Plans to lighten up Inland Revenue's approach to penalties on erring taxpayers have been welcomed by tax accountants.
"On balance it's a document full of commonsense," said PricewaterhouseCoopers tax partner Scott Kerse of the discussion document released yesterday outlining changes to the regime set up in 1997, which imposed penalties ranging from 20 to 150 per cent when taxpayers failed to accurately calculate their tax liabilities.
KPMG tax partner John Cantin said the penalties had become a real irritant for taxpayers and produced some perverse outcomes where people thought twice about correcting errors.
Tax practitioners particularly liked the provision that "shortfall penalties for not taking reasonable care or for taking an unreasonable tax position would not be imposed if the taxpayer concerned made a voluntary disclosure of the shortfall before being notified of a pending tax audit or investigation."
At present voluntary disclosure can knock up to 75 per cent off the penalty.
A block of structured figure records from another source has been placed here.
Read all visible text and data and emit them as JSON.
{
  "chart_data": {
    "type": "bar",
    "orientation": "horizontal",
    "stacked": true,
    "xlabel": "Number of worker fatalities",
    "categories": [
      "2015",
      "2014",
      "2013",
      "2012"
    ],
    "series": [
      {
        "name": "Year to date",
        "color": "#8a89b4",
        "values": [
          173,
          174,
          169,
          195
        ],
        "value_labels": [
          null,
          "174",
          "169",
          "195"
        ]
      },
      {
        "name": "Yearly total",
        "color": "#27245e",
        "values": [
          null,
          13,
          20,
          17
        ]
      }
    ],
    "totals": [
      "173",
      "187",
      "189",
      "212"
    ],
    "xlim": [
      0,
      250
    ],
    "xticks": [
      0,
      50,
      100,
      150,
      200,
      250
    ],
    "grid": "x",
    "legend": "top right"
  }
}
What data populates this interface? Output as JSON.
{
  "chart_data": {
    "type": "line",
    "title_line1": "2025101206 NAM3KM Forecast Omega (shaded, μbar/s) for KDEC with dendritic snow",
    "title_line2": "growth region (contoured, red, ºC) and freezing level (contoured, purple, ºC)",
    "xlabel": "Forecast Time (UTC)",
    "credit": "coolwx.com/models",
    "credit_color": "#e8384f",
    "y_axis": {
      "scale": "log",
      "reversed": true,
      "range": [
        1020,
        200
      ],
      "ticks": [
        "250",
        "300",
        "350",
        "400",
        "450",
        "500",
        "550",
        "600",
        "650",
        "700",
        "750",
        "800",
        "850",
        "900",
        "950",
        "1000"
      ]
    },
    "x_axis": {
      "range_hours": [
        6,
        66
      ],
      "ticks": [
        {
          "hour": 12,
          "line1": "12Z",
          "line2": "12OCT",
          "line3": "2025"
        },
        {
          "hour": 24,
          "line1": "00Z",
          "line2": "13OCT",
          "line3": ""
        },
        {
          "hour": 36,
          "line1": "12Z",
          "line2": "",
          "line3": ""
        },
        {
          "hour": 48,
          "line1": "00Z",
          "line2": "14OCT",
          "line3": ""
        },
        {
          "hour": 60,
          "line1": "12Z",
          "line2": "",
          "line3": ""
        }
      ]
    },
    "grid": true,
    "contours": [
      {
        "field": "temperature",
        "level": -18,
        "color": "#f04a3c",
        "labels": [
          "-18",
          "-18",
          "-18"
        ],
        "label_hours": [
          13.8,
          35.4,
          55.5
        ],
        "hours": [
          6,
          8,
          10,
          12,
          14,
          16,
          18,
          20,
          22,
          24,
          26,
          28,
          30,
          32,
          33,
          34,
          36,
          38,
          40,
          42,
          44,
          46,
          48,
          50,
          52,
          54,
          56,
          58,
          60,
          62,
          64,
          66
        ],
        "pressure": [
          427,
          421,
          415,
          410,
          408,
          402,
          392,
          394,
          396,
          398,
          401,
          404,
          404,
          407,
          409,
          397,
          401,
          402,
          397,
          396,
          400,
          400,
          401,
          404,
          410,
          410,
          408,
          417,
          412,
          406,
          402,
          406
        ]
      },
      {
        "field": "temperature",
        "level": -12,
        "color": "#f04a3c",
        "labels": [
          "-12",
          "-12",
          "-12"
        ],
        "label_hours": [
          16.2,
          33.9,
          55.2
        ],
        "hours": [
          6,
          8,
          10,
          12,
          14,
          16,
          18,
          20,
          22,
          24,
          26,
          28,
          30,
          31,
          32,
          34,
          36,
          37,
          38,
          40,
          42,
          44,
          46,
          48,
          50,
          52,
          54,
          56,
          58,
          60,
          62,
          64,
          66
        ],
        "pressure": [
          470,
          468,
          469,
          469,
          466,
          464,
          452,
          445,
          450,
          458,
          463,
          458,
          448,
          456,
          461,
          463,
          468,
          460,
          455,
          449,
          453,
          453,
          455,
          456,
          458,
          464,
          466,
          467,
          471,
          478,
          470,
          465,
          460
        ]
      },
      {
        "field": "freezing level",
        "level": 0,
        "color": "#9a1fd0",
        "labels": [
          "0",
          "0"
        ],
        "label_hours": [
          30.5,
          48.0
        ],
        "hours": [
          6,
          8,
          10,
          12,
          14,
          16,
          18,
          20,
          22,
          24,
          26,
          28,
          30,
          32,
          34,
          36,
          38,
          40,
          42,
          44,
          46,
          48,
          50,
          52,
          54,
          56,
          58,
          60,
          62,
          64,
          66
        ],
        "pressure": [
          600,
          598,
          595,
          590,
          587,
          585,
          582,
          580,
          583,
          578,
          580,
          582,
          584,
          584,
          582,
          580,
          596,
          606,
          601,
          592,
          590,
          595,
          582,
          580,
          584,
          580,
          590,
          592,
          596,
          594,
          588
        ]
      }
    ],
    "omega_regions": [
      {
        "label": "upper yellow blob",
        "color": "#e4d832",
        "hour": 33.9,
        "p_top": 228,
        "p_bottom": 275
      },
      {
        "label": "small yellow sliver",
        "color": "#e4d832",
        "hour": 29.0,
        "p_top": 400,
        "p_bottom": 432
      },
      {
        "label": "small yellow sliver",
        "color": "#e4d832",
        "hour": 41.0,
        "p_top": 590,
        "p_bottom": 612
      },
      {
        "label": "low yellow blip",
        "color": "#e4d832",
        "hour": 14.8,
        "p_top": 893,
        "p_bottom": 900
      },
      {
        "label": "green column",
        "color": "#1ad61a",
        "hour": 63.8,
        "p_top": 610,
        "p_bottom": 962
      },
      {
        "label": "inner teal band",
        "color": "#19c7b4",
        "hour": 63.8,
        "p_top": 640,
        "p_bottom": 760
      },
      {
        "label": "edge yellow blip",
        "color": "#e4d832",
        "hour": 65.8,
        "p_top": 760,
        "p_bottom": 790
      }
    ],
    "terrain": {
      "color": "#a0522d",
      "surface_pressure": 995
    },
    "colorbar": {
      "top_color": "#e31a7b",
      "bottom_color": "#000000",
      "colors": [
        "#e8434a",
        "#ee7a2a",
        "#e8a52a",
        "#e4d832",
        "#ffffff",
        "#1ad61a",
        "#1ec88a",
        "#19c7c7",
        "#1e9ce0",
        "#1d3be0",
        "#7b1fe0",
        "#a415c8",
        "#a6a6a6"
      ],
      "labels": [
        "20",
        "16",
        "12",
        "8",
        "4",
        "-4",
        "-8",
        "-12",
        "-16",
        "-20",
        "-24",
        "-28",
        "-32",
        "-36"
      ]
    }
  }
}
But the rest, combined with what are seen as punitive use-of-money interest rates, can provide an incentive not to disclose.
Institute of Chartered Accountants tax director Craig Macalister said that in some cases under the present rules people could be looking at a bill for more than $10,000 even if they made a voluntary disclosure.
"So they think they are probably better off playing audit roulette rather than coming forward and admitting it."
Kerse said it was disappointing that the proposal to drop the penalty in such cases had a use-by date of two years, and that there were no plans to lower interest rates to more commercially normal levels.
Another planned change is for the IRD to notify taxpayers the first time their payment was late instead of immediately imposing a late payment penalty.
On the other hand the penalty for late filing would be extended to GST returns not filed by the due date. Late filing penalties range from $50 to $500.
For shortfall penalties the lowest level of culpability is failure to exercise reasonable care.
In practice taxpayers who have relied on the advice of tax agents are considered to have exercised reasonable care, so long as they have provided the agent with adequate information and instruction and are not relying on the agent or his advice when they have reason to believe it is incorrect.
Those caveats will now be written into the legislation, with an additional one to cover cases where the taxpayer has had a previous tax shortfall penalty imposed for the same error or action.
Shortfall penalties for underpayments of PAYE would be graduated for employers who filed their monthly schedule but did not pay the associated PAYE on time.
Revenue Minister Peter Dunne said: "The idea behind the proposed changes is to encourage voluntary compliance by having tax penalties that reflect the seriousness of the offence. People comply more readily with the law when they see it as reasonable."